Por Território 1
Evento reuniu religiosidade, manifestações culturais e programação musical diversa, fortalecendo identidade, turismo e economia local
A Lavagem de Monte Gordo 2026 consolidou-se como um dos maiores e mais bem-sucedidos eventos do calendário cultural de Camaçari, reafirmando sua importância como manifestação de fé, ancestralidade e identidade popular. Ao longo de quatro dias de programação, a localidade viveu intensamente a união entre tradição religiosa, expressões culturais afro-brasileiras e uma agenda festiva que atraiu moradores, visitantes e turistas.
O sucesso da edição deste ano foi marcado pela grande participação popular, organização estrutural, diversidade artística e respeito às raízes históricas que fazem da Lavagem de Monte Gordo um patrimônio cultural vivo da orla camaçariense.
Cortejo religioso reafirma tradição e ancestralidade
A abertura oficial da Lavagem ocorreu na sexta-feira (23), com o tradicional cortejo em homenagem a São Francisco de Assis, padroeiro de Monte Gordo. O percurso, iniciado na Praça Central de Guarajuba em direção à capela do santo, foi conduzido pelas baianas, que realizaram o ritual simbólico da lavagem, em meio ao aroma da água de cheiro, cânticos e tambores.
O momento reafirmou o caráter sagrado da celebração, que une elementos do catolicismo popular às tradições afro-brasileiras, preservando a memória coletiva e fortalecendo o sentimento de pertencimento da comunidade.
Diversidade cultural e protagonismo dos grupos locais
Um dos grandes destaques da Lavagem de Monte Gordo 2026 foi o protagonismo das expressões culturais locais, que ocuparam as ruas durante todo o cortejo. Grupos de capoeira, samba de roda, fanfarras, charangas, dança contemporânea e arte circense deram vida ao percurso, transformando as vias em verdadeiros palcos culturais.
Entre os participantes estiveram a Associação Cultural de Capoeira Filhos de Maltas, a Cia. Isartes, o Samba Chula Raiz Ancestral, a Fanfarra Popular de Parafuso (Fanpop), o Groove dos Tambores e o Grupo de Capoeira Berimbau Arte, evidenciando a pluralidade artística e a força da cultura popular de Camaçari.
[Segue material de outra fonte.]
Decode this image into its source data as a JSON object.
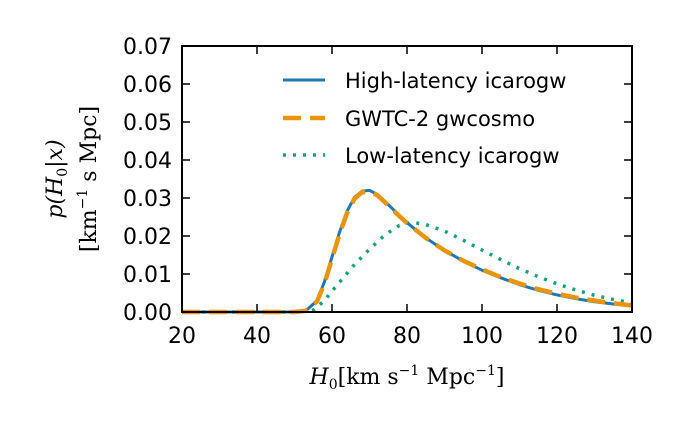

Segundo representantes dos grupos, a participação no evento simboliza um momento de retomada da valorização cultural no município, com mais visibilidade, respeito e apoio às manifestações tradicionais.
Programação musical gratuita movimenta Monte Gordo

Além do cortejo religioso, a Lavagem contou com uma programação musical gratuita, realizada no palco montado na Praça do Mercado de Monte Gordo, reunindo artistas locais e nomes reconhecidos da música baiana.
Shows de atrações como Heitor Costa, Simone Moreno, Canindé, além de bandas e artistas regionais, garantiram diversidade de estilos e grande presença de público durante os quatro dias de festa, fortalecendo o turismo cultural e a economia criativa da região.
A programação estendida até a segunda-feira (26), com destaque para o tradicional Baile dos Coroas, reforçou o caráter democrático da festa, contemplando diferentes gerações.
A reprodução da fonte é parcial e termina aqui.